Terzo, la promozione di attività di contrasto al razzismo e alle discriminazioni.
Libro verde europeo sulla qualità: le indicazioni dell’Emilia-Romagna
Più sostegno dall’Europa alle produzioni agricole di qualità. Lo propone l’assessore regionale all’agricoltura Tiberio Rabboni in una lettera inviata alla commissaria europea per l’agricoltura e lo sviluppo rurale Mariann Fischer Boel, in occasione delle consultazioni sul Libro verde europeo sulla qualità. Diverse le proposte avanzate dall’Emilia-Romagna, regione che in Italia vanta il maggior numero di produzioni Dop e Igp e che basa più del 50% della sua produzione lorda vendibile su prodotti a qualità regolamentata. A partire da un maggiore utilizzo dei fondi europei per l’informazione dei consumatori e per l’abbattimento dei costi connessi alle procedure di certificazione e controllo e passando per la necessità di rendere obbligatoria la provenienza delle materie prime “indicando, in ogni caso, lo Stato membro dell’Unione Europea” nel quale è avvenuta la produzione, “ovvero la provenienza extra europea”.
Su quest’ultimo tema “complesso e contrastato” Rabboni chiede in particolare all’Europa “scelte coraggiose e chiare”. La Regione propone la facoltà di riportare in etichetta, previa autocertificazione, alcune specificazioni territoriali (ad esempio “di montagna”) o l’assenza di determinati prodotti (ad esempio “non-OGM”).

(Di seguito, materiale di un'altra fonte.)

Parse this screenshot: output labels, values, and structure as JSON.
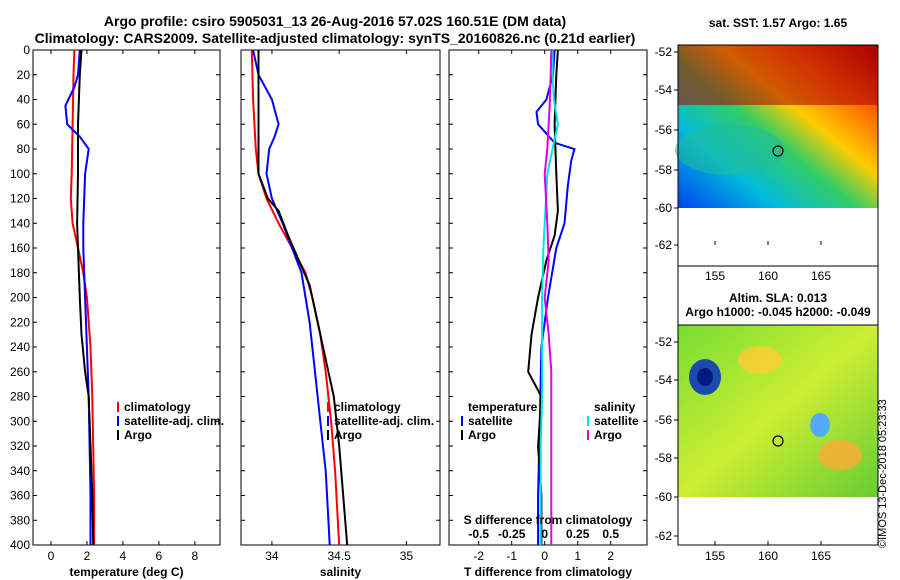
{
  "header": {
    "title_line1": "Argo profile: csiro 5905031_13 26-Aug-2016 57.02S 160.51E (DM data)",
    "title_line2": "Climatology: CARS2009. Satellite-adjusted climatology: synTS_20160826.nc (0.21d earlier)"
  },
  "colors": {
    "climatology": "#ff0000",
    "satellite": "#0000ff",
    "argo": "#000000",
    "cyan": "#00e5e5",
    "magenta": "#e000e0"
  },
  "depth_axis": {
    "ticks": [
      0,
      20,
      40,
      60,
      80,
      100,
      120,
      140,
      160,
      180,
      200,
      220,
      240,
      260,
      280,
      300,
      320,
      340,
      360,
      380,
      400
    ]
  },
  "chart_data": [
    {
      "type": "line",
      "id": "temperature",
      "xlabel": "temperature (deg C)",
      "ylabel": "",
      "xlim": [
        -1,
        9.4
      ],
      "ylim": [
        0,
        400
      ],
      "x_ticks": [
        0,
        2,
        4,
        6,
        8
      ],
      "legend": {
        "items": [
          "climatology",
          "satellite-adj. clim.",
          "Argo"
        ]
      },
      "series": [
        {
          "name": "climatology",
          "color": "red",
          "points": [
            [
              1.3,
              0
            ],
            [
              1.25,
              20
            ],
            [
              1.2,
              60
            ],
            [
              1.15,
              100
            ],
            [
              1.1,
              120
            ],
            [
              1.2,
              140
            ],
            [
              1.5,
              160
            ],
            [
              1.8,
              180
            ],
            [
              2.0,
              200
            ],
            [
              2.1,
              220
            ],
            [
              2.2,
              240
            ],
            [
              2.3,
              280
            ],
            [
              2.35,
              320
            ],
            [
              2.4,
              360
            ],
            [
              2.4,
              400
            ]
          ]
        },
        {
          "name": "satellite-adj. clim.",
          "color": "blue",
          "points": [
            [
              1.6,
              0
            ],
            [
              1.5,
              20
            ],
            [
              1.3,
              30
            ],
            [
              0.8,
              45
            ],
            [
              0.9,
              60
            ],
            [
              1.6,
              70
            ],
            [
              2.1,
              80
            ],
            [
              2.0,
              90
            ],
            [
              1.9,
              100
            ],
            [
              1.8,
              140
            ],
            [
              1.8,
              160
            ],
            [
              1.9,
              200
            ],
            [
              2.0,
              240
            ],
            [
              2.1,
              280
            ],
            [
              2.15,
              320
            ],
            [
              2.2,
              360
            ],
            [
              2.2,
              400
            ]
          ]
        },
        {
          "name": "Argo",
          "color": "black",
          "points": [
            [
              1.7,
              0
            ],
            [
              1.6,
              20
            ],
            [
              1.5,
              60
            ],
            [
              1.5,
              100
            ],
            [
              1.45,
              140
            ],
            [
              1.55,
              180
            ],
            [
              1.6,
              200
            ],
            [
              1.7,
              230
            ],
            [
              1.9,
              260
            ],
            [
              2.1,
              280
            ],
            [
              2.2,
              320
            ],
            [
              2.3,
              360
            ],
            [
              2.35,
              400
            ]
          ]
        }
      ]
    },
    {
      "type": "line",
      "id": "salinity",
      "xlabel": "salinity",
      "ylabel": "",
      "xlim": [
        33.77,
        35.25
      ],
      "x_ticks": [
        34,
        34.5,
        35
      ],
      "legend": {
        "items": [
          "climatology",
          "satellite-adj. clim.",
          "Argo"
        ]
      },
      "series": [
        {
          "name": "climatology",
          "color": "red",
          "points": [
            [
              33.85,
              0
            ],
            [
              33.86,
              40
            ],
            [
              33.88,
              80
            ],
            [
              33.9,
              100
            ],
            [
              33.96,
              120
            ],
            [
              34.05,
              140
            ],
            [
              34.15,
              160
            ],
            [
              34.25,
              180
            ],
            [
              34.3,
              200
            ],
            [
              34.36,
              230
            ],
            [
              34.4,
              260
            ],
            [
              34.44,
              300
            ],
            [
              34.47,
              340
            ],
            [
              34.49,
              380
            ],
            [
              34.5,
              400
            ]
          ]
        },
        {
          "name": "satellite-adj. clim.",
          "color": "blue",
          "points": [
            [
              33.86,
              0
            ],
            [
              33.9,
              20
            ],
            [
              34.0,
              40
            ],
            [
              34.05,
              60
            ],
            [
              34.02,
              70
            ],
            [
              33.98,
              80
            ],
            [
              33.96,
              100
            ],
            [
              34.0,
              120
            ],
            [
              34.08,
              140
            ],
            [
              34.15,
              160
            ],
            [
              34.22,
              180
            ],
            [
              34.28,
              220
            ],
            [
              34.32,
              260
            ],
            [
              34.36,
              300
            ],
            [
              34.4,
              340
            ],
            [
              34.42,
              380
            ],
            [
              34.43,
              400
            ]
          ]
        },
        {
          "name": "Argo",
          "color": "black",
          "points": [
            [
              33.9,
              0
            ],
            [
              33.9,
              40
            ],
            [
              33.9,
              80
            ],
            [
              33.9,
              100
            ],
            [
              33.97,
              120
            ],
            [
              34.05,
              130
            ],
            [
              34.12,
              150
            ],
            [
              34.2,
              170
            ],
            [
              34.28,
              190
            ],
            [
              34.32,
              210
            ],
            [
              34.38,
              240
            ],
            [
              34.42,
              260
            ],
            [
              34.46,
              280
            ],
            [
              34.5,
              320
            ],
            [
              34.53,
              360
            ],
            [
              34.56,
              400
            ]
          ]
        }
      ]
    },
    {
      "type": "line",
      "id": "differences",
      "xlabel": "T difference from climatology",
      "ylabel": "",
      "xlim": [
        -2.9,
        3.1
      ],
      "x_ticks": [
        -2,
        -1,
        0,
        1,
        2
      ],
      "top_axis": {
        "label": "S difference from climatology",
        "ticks": [
          "-0.5",
          "-0.25",
          "0",
          "0.25",
          "0.5"
        ],
        "values": [
          -0.5,
          -0.25,
          0,
          0.25,
          0.5
        ]
      },
      "legend": {
        "temperature_title": "temperature",
        "salinity_title": "salinity",
        "items": [
          "satellite",
          "Argo"
        ]
      },
      "series": [
        {
          "name": "T satellite",
          "color": "blue",
          "points": [
            [
              0.3,
              0
            ],
            [
              0.25,
              20
            ],
            [
              0.05,
              40
            ],
            [
              -0.25,
              50
            ],
            [
              -0.2,
              60
            ],
            [
              0.3,
              75
            ],
            [
              0.9,
              80
            ],
            [
              0.8,
              90
            ],
            [
              0.7,
              110
            ],
            [
              0.6,
              140
            ],
            [
              0.35,
              160
            ],
            [
              0.1,
              200
            ],
            [
              -0.1,
              240
            ],
            [
              -0.15,
              300
            ],
            [
              -0.2,
              360
            ],
            [
              -0.2,
              400
            ]
          ]
        },
        {
          "name": "T Argo",
          "color": "black",
          "points": [
            [
              0.4,
              0
            ],
            [
              0.35,
              20
            ],
            [
              0.3,
              60
            ],
            [
              0.35,
              100
            ],
            [
              0.4,
              130
            ],
            [
              0.3,
              150
            ],
            [
              0.05,
              170
            ],
            [
              -0.2,
              200
            ],
            [
              -0.4,
              230
            ],
            [
              -0.5,
              260
            ],
            [
              -0.1,
              280
            ],
            [
              -0.2,
              320
            ],
            [
              -0.1,
              360
            ],
            [
              -0.1,
              400
            ]
          ]
        },
        {
          "name": "S satellite",
          "color": "cyan",
          "points": [
            [
              0.06,
              0
            ],
            [
              0.06,
              20
            ],
            [
              0.07,
              40
            ],
            [
              0.1,
              60
            ],
            [
              0.06,
              80
            ],
            [
              0.02,
              100
            ],
            [
              0.0,
              140
            ],
            [
              -0.01,
              160
            ],
            [
              -0.02,
              200
            ],
            [
              -0.02,
              240
            ],
            [
              -0.02,
              280
            ],
            [
              -0.03,
              320
            ],
            [
              -0.03,
              360
            ],
            [
              -0.03,
              400
            ]
          ]
        },
        {
          "name": "S Argo",
          "color": "magenta",
          "points": [
            [
              0.05,
              0
            ],
            [
              0.04,
              40
            ],
            [
              0.02,
              80
            ],
            [
              0.0,
              100
            ],
            [
              0.02,
              140
            ],
            [
              0.03,
              170
            ],
            [
              0.0,
              200
            ],
            [
              0.03,
              230
            ],
            [
              0.05,
              260
            ],
            [
              0.05,
              300
            ],
            [
              0.05,
              340
            ],
            [
              0.05,
              380
            ],
            [
              0.05,
              400
            ]
          ]
        }
      ]
    }
  ],
  "maps": [
    {
      "title": "sat. SST: 1.57 Argo: 1.65",
      "lat_ticks": [
        "-52",
        "-54",
        "-56",
        "-58",
        "-60",
        "-62"
      ],
      "lon_ticks": [
        "155",
        "160",
        "165"
      ]
    },
    {
      "title_line1": "Altim. SLA: 0.013",
      "title_line2": "Argo h1000: -0.045 h2000: -0.049",
      "lat_ticks": [
        "-52",
        "-54",
        "-56",
        "-58",
        "-60",
        "-62"
      ],
      "lon_ticks": [
        "155",
        "160",
        "165"
      ]
    }
  ],
  "credit": "©IMOS 13-Dec-2018 05:23:33"
}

Rabboni avanza anche la proposta di una normativa per l’autoregolamentazione delle produzioni a denominazione d’origine protetta, allo scopo di prevenire o superare crisi di mercato. Viene proposto inoltre l’obbligo per tutti gli Stati membri di procedere d’ufficio alla tutela dei prodotti DO. L’assessore propone inoltre di differenziare le modalità e le norme di protezione per i prodotti a denominazione tutelata distinguendo quelli caratterizzati da una notevole reputazione a livello internazionale e da una forte vocazione all’export, nonché da un più elevato rischio di contraffazione e usurpazione, da quelli diffusi prevalentemente su mercati locali e, di conseguenza, meno esposti all’utilizzo non conforme dei marchi d’origine. Per questa categoria di prodotti si propone una procedura di riconoscimento semplificata che consenta una protezione di carattere nazionale o regionale.